Les oeufs d'esturgeon font vraiment partie du grand luxe. C'est l'un des mets les plus prisés et les plus onéreux. Car si cette espèce de
poisson est assez répandue, seules trois sur les vingt-quatre recensées (sévruga, ossetra et béluga) fournissent une telle qualité d'oeufs. Qui plus est, pour porter le prestigieux nom de caviar, ces derniers ne doivent pas avoir été fécondés, ce qui modifierait leur goût et leur consistance. Il faut encore ajouter à cette restriction que si l'esturgeon, poisson migrateur marin qui fraie dans les fleuves, est présent dans de multiples endroits, tous les grands caviars proviennent de la mer Caspienne.
Bien que les esturgeons soient connus depuis des millénaires par les marins, la consommation de leurs oeufs n'est mentionnée que depuis le IXe siècle.
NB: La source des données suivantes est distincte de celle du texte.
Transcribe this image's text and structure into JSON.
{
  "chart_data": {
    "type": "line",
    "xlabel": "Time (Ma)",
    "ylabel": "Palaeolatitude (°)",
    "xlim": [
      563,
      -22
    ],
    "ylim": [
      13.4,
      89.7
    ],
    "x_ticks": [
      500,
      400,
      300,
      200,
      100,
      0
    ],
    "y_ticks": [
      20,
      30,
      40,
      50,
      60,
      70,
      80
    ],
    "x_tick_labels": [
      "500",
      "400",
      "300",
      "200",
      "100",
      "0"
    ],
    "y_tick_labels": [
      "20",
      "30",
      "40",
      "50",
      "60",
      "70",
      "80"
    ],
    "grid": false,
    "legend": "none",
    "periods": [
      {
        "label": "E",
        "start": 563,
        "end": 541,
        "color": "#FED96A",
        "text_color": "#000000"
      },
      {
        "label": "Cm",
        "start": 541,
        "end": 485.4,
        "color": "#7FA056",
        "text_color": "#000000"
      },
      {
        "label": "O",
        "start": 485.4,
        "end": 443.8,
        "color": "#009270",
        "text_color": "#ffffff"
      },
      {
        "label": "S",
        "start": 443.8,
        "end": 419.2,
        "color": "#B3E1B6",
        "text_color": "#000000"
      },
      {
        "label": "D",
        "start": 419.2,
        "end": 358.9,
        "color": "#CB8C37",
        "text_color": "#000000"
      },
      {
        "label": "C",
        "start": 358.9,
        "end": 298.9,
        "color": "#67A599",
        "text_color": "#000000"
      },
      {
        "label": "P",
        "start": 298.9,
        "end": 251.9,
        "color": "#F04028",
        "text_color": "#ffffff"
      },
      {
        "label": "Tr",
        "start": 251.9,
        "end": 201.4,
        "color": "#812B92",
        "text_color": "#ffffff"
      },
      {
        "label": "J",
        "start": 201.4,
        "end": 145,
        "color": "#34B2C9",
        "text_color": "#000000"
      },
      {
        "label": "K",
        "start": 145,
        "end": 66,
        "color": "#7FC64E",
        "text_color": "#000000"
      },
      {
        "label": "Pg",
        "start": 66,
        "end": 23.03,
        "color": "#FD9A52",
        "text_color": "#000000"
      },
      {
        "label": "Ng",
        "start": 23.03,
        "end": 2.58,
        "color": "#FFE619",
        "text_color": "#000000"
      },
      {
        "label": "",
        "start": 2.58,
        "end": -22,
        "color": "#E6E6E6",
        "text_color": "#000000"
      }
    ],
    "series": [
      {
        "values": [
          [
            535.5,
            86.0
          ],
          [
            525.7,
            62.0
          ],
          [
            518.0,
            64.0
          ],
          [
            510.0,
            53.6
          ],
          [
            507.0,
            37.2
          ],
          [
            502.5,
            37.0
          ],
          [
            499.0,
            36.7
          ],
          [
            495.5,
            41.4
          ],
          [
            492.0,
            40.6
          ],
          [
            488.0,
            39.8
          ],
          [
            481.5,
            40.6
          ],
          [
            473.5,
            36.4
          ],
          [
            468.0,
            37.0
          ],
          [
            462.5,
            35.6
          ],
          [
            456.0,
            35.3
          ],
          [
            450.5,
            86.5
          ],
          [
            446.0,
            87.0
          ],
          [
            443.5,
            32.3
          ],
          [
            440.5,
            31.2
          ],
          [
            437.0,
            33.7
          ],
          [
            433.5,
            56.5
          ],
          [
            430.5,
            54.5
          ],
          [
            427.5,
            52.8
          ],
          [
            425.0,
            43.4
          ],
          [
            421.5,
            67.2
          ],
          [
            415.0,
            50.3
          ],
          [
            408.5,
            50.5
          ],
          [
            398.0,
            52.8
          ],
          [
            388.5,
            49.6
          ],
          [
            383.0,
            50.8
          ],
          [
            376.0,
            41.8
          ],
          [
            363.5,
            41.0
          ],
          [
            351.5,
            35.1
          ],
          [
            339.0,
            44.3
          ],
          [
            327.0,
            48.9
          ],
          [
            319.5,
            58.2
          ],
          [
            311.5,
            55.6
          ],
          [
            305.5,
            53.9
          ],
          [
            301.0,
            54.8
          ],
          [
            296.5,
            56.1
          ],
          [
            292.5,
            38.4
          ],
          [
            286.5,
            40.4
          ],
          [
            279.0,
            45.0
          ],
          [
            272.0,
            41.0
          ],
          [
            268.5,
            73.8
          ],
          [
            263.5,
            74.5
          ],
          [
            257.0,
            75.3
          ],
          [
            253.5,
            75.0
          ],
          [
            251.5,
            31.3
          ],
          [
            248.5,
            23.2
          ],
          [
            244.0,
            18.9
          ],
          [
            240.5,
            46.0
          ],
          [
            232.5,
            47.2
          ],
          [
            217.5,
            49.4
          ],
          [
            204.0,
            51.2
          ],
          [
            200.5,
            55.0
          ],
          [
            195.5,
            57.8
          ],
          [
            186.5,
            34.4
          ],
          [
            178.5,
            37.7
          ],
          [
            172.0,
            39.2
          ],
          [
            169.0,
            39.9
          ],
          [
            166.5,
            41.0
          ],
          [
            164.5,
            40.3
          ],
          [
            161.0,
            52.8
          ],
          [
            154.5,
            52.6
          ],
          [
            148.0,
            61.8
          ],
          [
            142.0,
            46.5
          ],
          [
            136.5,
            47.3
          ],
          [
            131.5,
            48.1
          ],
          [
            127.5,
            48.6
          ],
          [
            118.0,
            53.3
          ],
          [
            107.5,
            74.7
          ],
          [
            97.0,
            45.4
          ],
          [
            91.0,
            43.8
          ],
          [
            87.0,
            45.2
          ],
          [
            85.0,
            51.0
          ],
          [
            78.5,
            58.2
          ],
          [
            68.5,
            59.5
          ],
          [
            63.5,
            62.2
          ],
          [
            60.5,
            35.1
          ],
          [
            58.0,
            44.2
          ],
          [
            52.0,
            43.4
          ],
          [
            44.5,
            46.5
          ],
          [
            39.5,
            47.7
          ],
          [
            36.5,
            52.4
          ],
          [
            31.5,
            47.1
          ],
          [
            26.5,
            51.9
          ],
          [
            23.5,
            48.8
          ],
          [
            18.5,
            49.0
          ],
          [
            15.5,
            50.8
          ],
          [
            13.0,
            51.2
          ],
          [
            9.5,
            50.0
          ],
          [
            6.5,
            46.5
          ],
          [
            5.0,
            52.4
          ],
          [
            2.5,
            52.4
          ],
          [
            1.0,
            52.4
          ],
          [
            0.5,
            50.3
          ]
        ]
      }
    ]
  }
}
Les Perses ont été les premiers à en manger, pensant ainsi stimuler leur endurance et leur force. Puis le caviar fait son apparition à la cour de Russie, où les Tsars en assureront la renommée. De quoi susciter l'intérêt des aristocrates des autres pays européens. Et c'est véritablement durant les Années folles que le caviar explose à Paris et devient, en France aussi, l'archétype de la gastronomie de luxe.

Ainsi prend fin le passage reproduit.